Może szkoda, że taki współczesny flirt to nie Anna Karenina, nie ma tu szelestu sukni, pachnących liścików i podarunków w postaci pudełka pomadek. Czasy bardziej nowoczesne i szybciej przechodzi się do "rzeczy". Nic dziwnego, na plaży nikt już nie paraduje w pantalonach pod szyję, więc zew natury większy.

Co ważne taki wakacyjny flirt szybko przychodzi i odchodzi, więc trzeba się sprężać, żeby zdążyć z podbojem w jednym turnusie:). Nie ma czasu na zbędne ceregiele i wielodniowe podchody. Preludium trwa krótko, bo inaczej człowiek nie przejdzie do meritum. A kto by tam paprał się jeszcze w takim flircie po wakacjach? Tym bardziej, że istnieje ryzyko, że taki flirt jeszcze zaszarga kolejną porę roku i będzie się nasilał długie tygodnie, to musi być wersja kompaktowa.

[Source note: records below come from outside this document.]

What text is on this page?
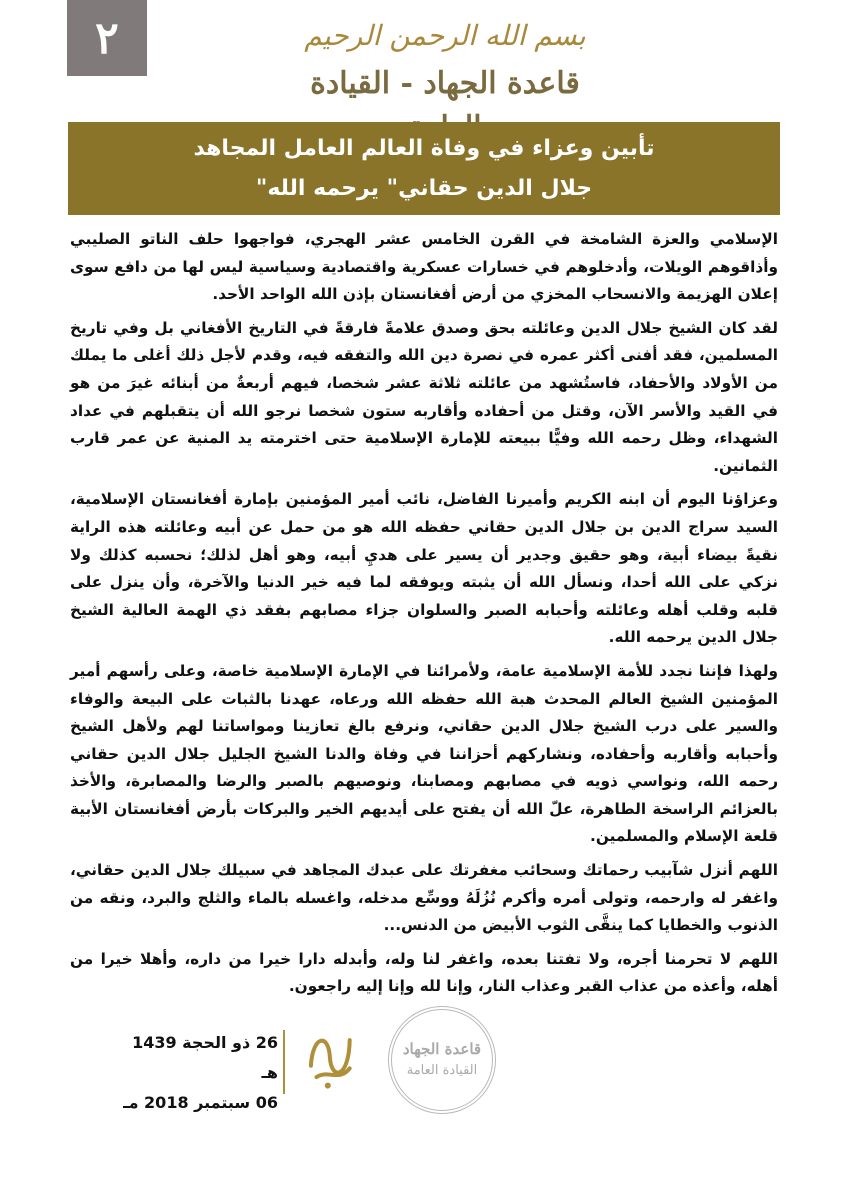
٢	بسم الله الرحمن الرحيم
قاعدة الجهاد - القيادة
تأبين وعزاء في وفاة العالم العامل المجاهد
"جلال الدين حقاني" يرحمه الله

الإسلامي والعزة الشامخة في القرن الخامس عشر الهجري، فواجهوا حلف الناتو الصليبي وأذاقوهم الويلات، وأدخلوهم في خسارات عسكرية واقتصادية وسياسية ليس لها من دافع سوى إعلان الهزيمة والانسحاب المخزي من أرض أفغانستان بإذن الله الواحد الأحد.

لقد كان الشيخ جلال الدين وعائلته بحق وصدق علامةً فارقةً في التاريخ الأفغاني بل وفي تاريخ المسلمين، فقد أفنى أكثر عمره في نصرة دين الله والتفقه فيه، وقدم لأجل ذلك أغلى ما يملك من الأولاد والأحفاد، فاستُشهد من عائلته ثلاثة عشر شخصا، فيهم أربعةٌ من أبنائه غيرَ من هو في القيد والأسر الآن، وقتل من أحفاده وأقاربه ستون شخصا نرجو الله أن يتقبلهم في عداد الشهداء، وظل رحمه الله وفيًّا ببيعته للإمارة الإسلامية حتى اخترمته يد المنية عن عمر قارب الثمانين.

وعزاؤنا اليوم أن ابنه الكريم وأميرنا الفاضل، نائب أمير المؤمنين بإمارة أفغانستان الإسلامية، السيد سراج الدين بن جلال الدين حقاني حفظه الله هو من حمل عن أبيه وعائلته هذه الراية نقيةً بيضاء أبية، وهو حقيق وجدير أن يسير على هديِ أبيه، وهو أهل لذلك؛ نحسبه كذلك ولا نزكي على الله أحدا، ونسأل الله أن يثبته ويوفقه لما فيه خير الدنيا والآخرة، وأن ينزل على قلبه وقلب أهله وعائلته وأحبابه الصبر والسلوان جزاء مصابهم بفقد ذي الهمة العالية الشيخ جلال الدين يرحمه الله.

ولهذا فإننا نجدد للأمة الإسلامية عامة، ولأمرائنا في الإمارة الإسلامية خاصة، وعلى رأسهم أمير المؤمنين الشيخ العالم المحدث هبة الله حفظه الله ورعاه، عهدنا بالثبات على البيعة والوفاء والسير على درب الشيخ جلال الدين حقاني، ونرفع بالغ تعازينا ومواساتنا لهم ولأهل الشيخ وأحبابه وأقاربه وأحفاده، ونشاركهم أحزاننا في وفاة والدنا الشيخ الجليل جلال الدين حقاني رحمه الله، ونواسي ذويه في مصابهم ومصابنا، ونوصيهم بالصبر والرضا والمصابرة، والأخذ بالعزائم الراسخة الطاهرة، علّ الله أن يفتح على أيديهم الخير والبركات بأرض أفغانستان الأبية قلعة الإسلام والمسلمين.

اللهم أنزل شآبيب رحماتك وسحائب مغفرتك على عبدك المجاهد في سبيلك جلال الدين حقاني، واغفر له وارحمه، وتولى أمره وأكرم نُزُلَهُ ووسِّع مدخله، واغسله بالماء والثلج والبرد، ونقه من الذنوب والخطايا كما ينقَّى الثوب الأبيض من الدنس...

اللهم لا تحرمنا أجره، ولا تفتنا بعده، واغفر لنا وله، وأبدله دارا خيرا من داره، وأهلا خيرا من أهله، وأعذه من عذاب القبر وعذاب النار، وإنا لله وإنا إليه راجعون.

قاعدة الجهاد
القيادة العامة
26 ذو الحجة 1439 هـ
06 سبتمبر 2018 مـ
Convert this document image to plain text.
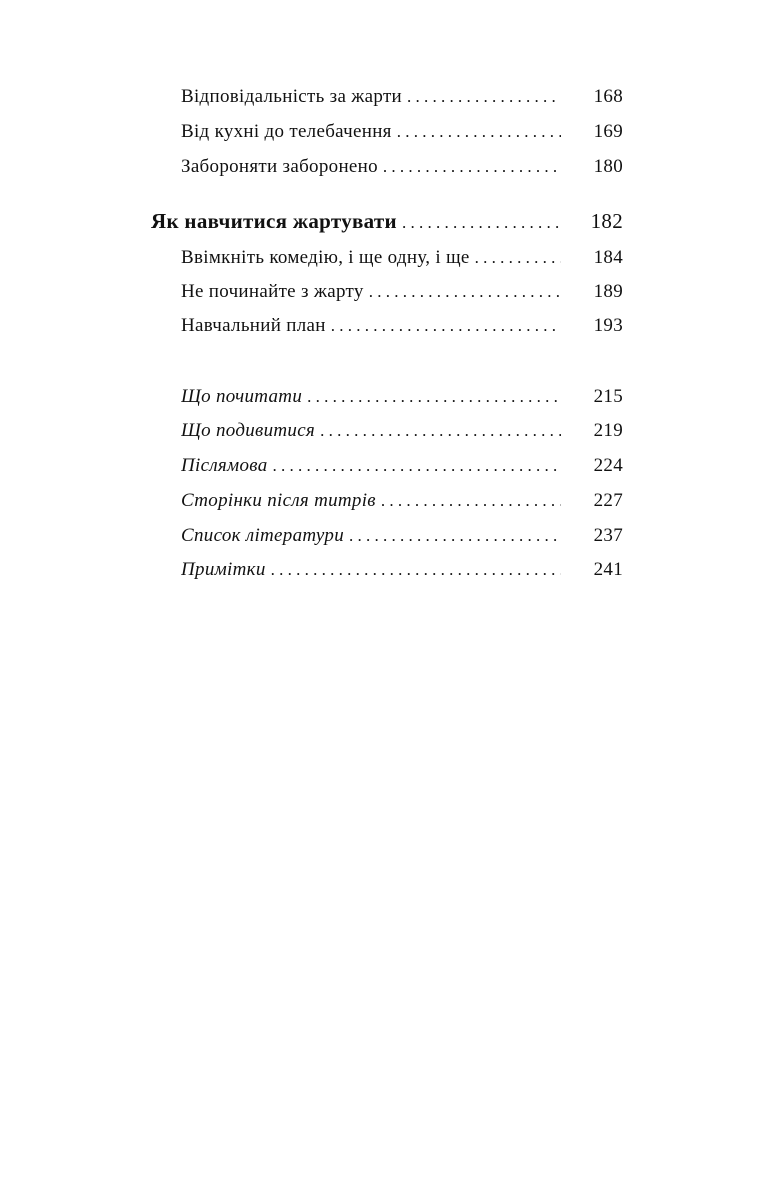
Відповідальність за жарти . . .	168
Від кухні до телебачення . . .	169
Забороняти заборонено . . .	180
Як навчитися жартувати . . .	182
Ввімкніть комедію, і ще одну, і ще . . .	184
Не починайте з жарту . . .	189
Навчальний план . . .	193
Що почитати . . .	215
Що подивитися . . .	219
Післямова . . .	224
Сторінки після титрів . . .	227
Список літератури . . .	237
Примітки . . .	241
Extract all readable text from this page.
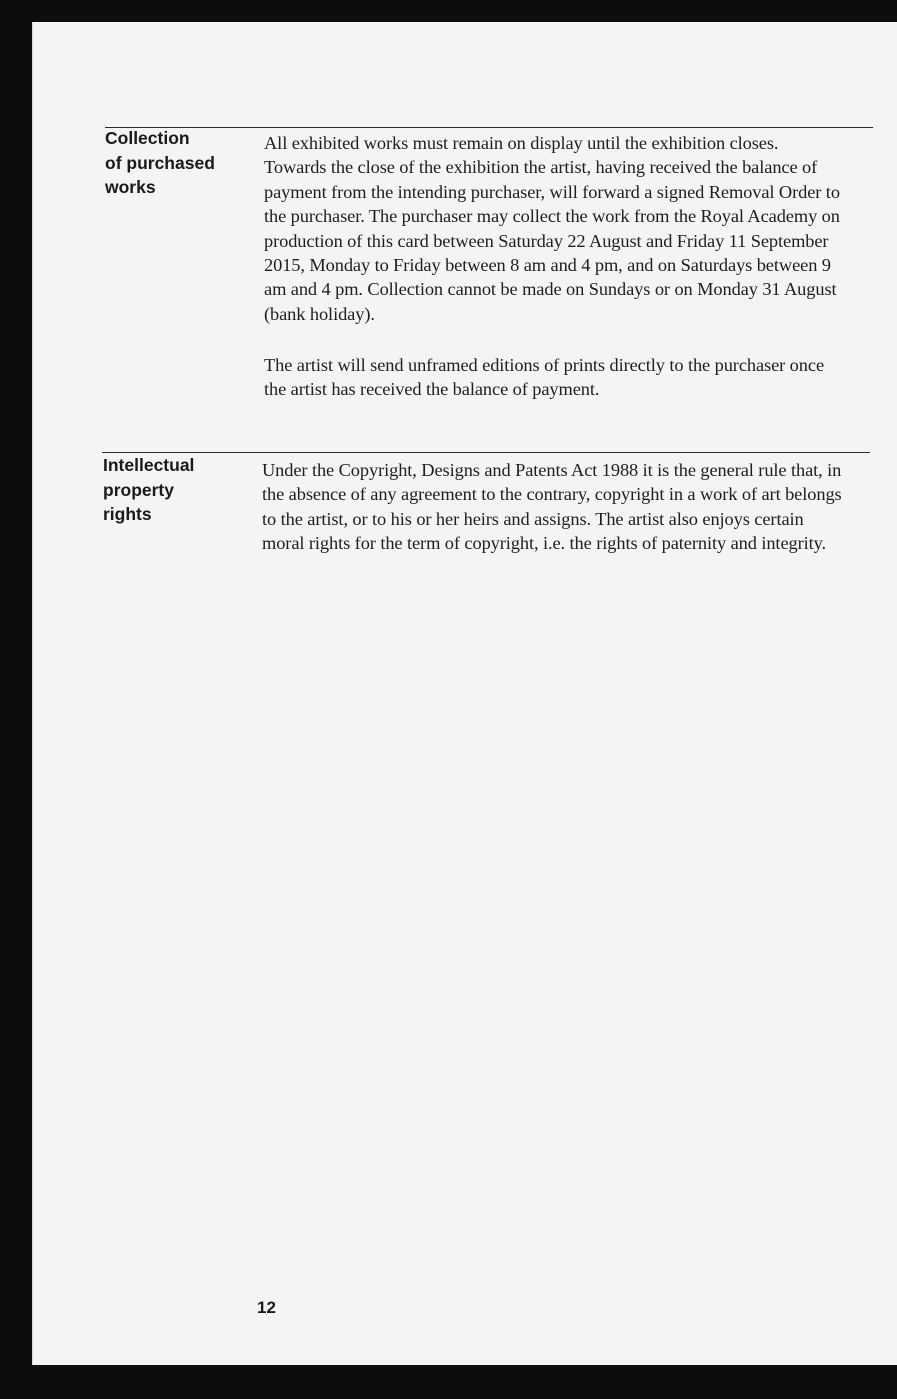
Collection
of purchased
works

All exhibited works must remain on display until the exhibition closes. Towards the close of the exhibition the artist, having received the balance of payment from the intending purchaser, will forward a signed Removal Order to the purchaser. The purchaser may collect the work from the Royal Academy on production of this card between Saturday 22 August and Friday 11 September 2015, Monday to Friday between 8 am and 4 pm, and on Saturdays between 9 am and 4 pm. Collection cannot be made on Sundays or on Monday 31 August (bank holiday).

The artist will send unframed editions of prints directly to the purchaser once the artist has received the balance of payment.

Intellectual
property
rights

Under the Copyright, Designs and Patents Act 1988 it is the general rule that, in the absence of any agreement to the contrary, copyright in a work of art belongs to the artist, or to his or her heirs and assigns. The artist also enjoys certain moral rights for the term of copyright, i.e. the rights of paternity and integrity.

12
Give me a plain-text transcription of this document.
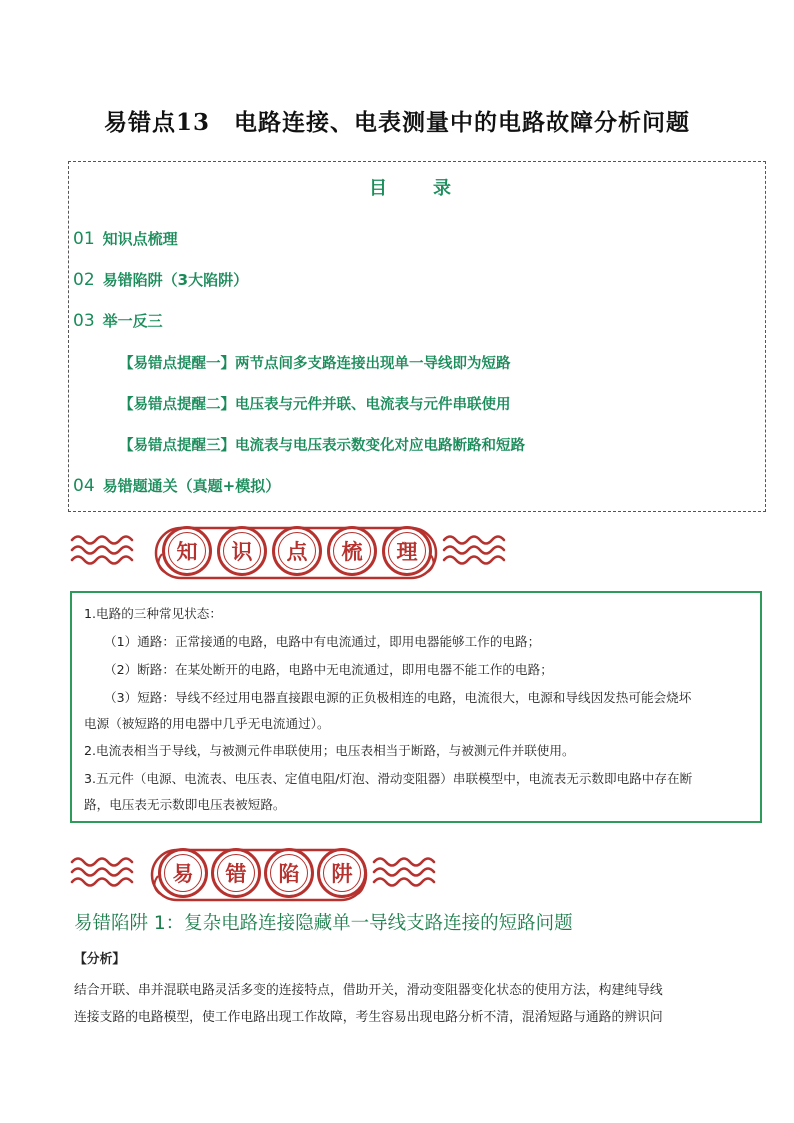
易错点13　电路连接、电表测量中的电路故障分析问题
目　录
01 知识点梳理
02 易错陷阱（3大陷阱）
03 举一反三
【易错点提醒一】两节点间多支路连接出现单一导线即为短路
【易错点提醒二】电压表与元件并联、电流表与元件串联使用
【易错点提醒三】电流表与电压表示数变化对应电路断路和短路
04 易错题通关（真题+模拟）
知	识	点	梳	理
1.电路的三种常见状态：
（1）通路：正常接通的电路，电路中有电流通过，即用电器能够工作的电路；
（2）断路：在某处断开的电路，电路中无电流通过，即用电器不能工作的电路；
（3）短路：导线不经过用电器直接跟电源的正负极相连的电路，电流很大，电源和导线因发热可能会烧坏
电源（被短路的用电器中几乎无电流通过）。
2.电流表相当于导线，与被测元件串联使用；电压表相当于断路，与被测元件并联使用。
3.五元件（电源、电流表、电压表、定值电阻/灯泡、滑动变阻器）串联模型中，电流表无示数即电路中存在断
路，电压表无示数即电压表被短路。
易	错	陷	阱
易错陷阱 1：复杂电路连接隐藏单一导线支路连接的短路问题
【分析】
结合开联、串并混联电路灵活多变的连接特点，借助开关，滑动变阻器变化状态的使用方法，构建纯导线
连接支路的电路模型，使工作电路出现工作故障，考生容易出现电路分析不清，混淆短路与通路的辨识问
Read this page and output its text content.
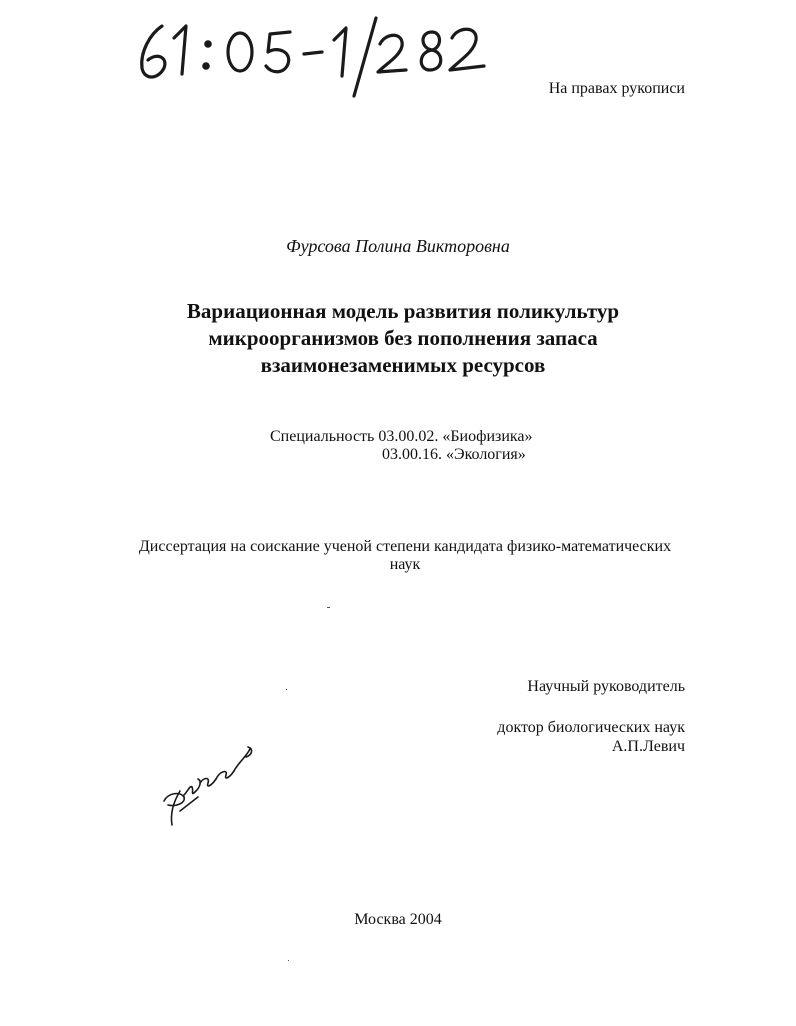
На правах рукописи
Фурсова Полина Викторовна
Вариационная модель развития поликультур
микроорганизмов без пополнения запаса
взаимонезаменимых ресурсов
Специальность 03.00.02. «Биофизика»
03.00.16. «Экология»
Диссертация на соискание ученой степени кандидата физико-математических
наук
Научный руководитель
доктор биологических наук
А.П.Левич
Москва 2004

Tak na zdrowy rozum to nie ma nic zdrożnego w takich letnich podbojach. Kolorowe sukienki powiewają tu i tam, zawsze gdzieś w polu widzenia jakiś ratownik lub inna grupka wysportowanych facetów. Żyć i używać.

Jest jednak kilka pułapek takiego flirtu. Otóż po pierwsze primo płeć piękna lubi łamać zasady gry i flirtu towarzyskiego. Jak już się porządnie bujnie to nijak się często gęsto:) odbujać nie chce i jeszcze może koło Bożego Narodzenia do biura wydzwaniać:).

Po drugie gros samotnych mężczyzn to kryptomałżonkowie, którzy się zerwali z łańcucha na dwa tygodnie. Klata do przodu, brzuch wciągnięty do tyłu, a w portfelu skitrane zdjęcia czeredki dzieci i ślubnej Magdy. Można się więc naciąć na niespodziewane odwiedziny małżonki i taka jeszcze może plażowym parawanem przyłożyć albo zrobi scenę na pół plaży .

Na wakacjach można podrywać na opaleniznę, na goliznę i na nieudane małżeństwo. W tym ostatnim celuje mężczyźni. Zaraz znajdzie się jakaś łania , co zechce mu życie naprawić , umilić i pocieszy niedocenianego.

Człowiek zapomina o bożym świecie, bo słonce, powietrze, trawka zielona ibez troska cała parą. Gorzej jak się wróci z takich wakacji w większym składzie, bo potem szukaj ojca w polu razem z tym wiatrem.

Wakacyjny flirt uprawiają wszyscy niezależnie od wieku. wystarczy spojrzeć na kuracjuszy w uzdrowiskach. Mimo chorób i niedomagań tam też rozkwita sztuka podrywu. Liczy się sama gra. No czasem wyjdzie z tego coś na dłużej, ale generalnie nie ma co się nastawiać na długi dystans.

Żeby było przyjemnie i bez konsekwencji obie strony muszą być świadome, że to tylko przelotny romans w okolicznościach urlopu:). Ideałem byłoby, żeby oboje byli wolni. Inaczej można sobie nabić solidnego guza. Naturalnie są zwolennicy flirtu gdzie się da. Jeśli w związku obie strony hołdują zasadzie, żeby rwać co się da i nikogo to nie boli, to proszę bardzo.

Naturalnie można powiedzieć, że parę kaw przy molo i dobra zabawa , kilka spojrzeń czy niedomówień to nie grzech, bo jak ktoś w pracy flirtuje namiętnie to co ma na urlopie sobie odpuścić? Niby tak, ale moim zdaniem jak się jest już parami to się nie podfruwa do innego łabędzia i nie mąci mu w głowie. Zwłaszcza jak nasz słomiany wdowiec czy wdowa w domu nam w tym czasie oporządza gospodarstwo czy niańczy dzieci.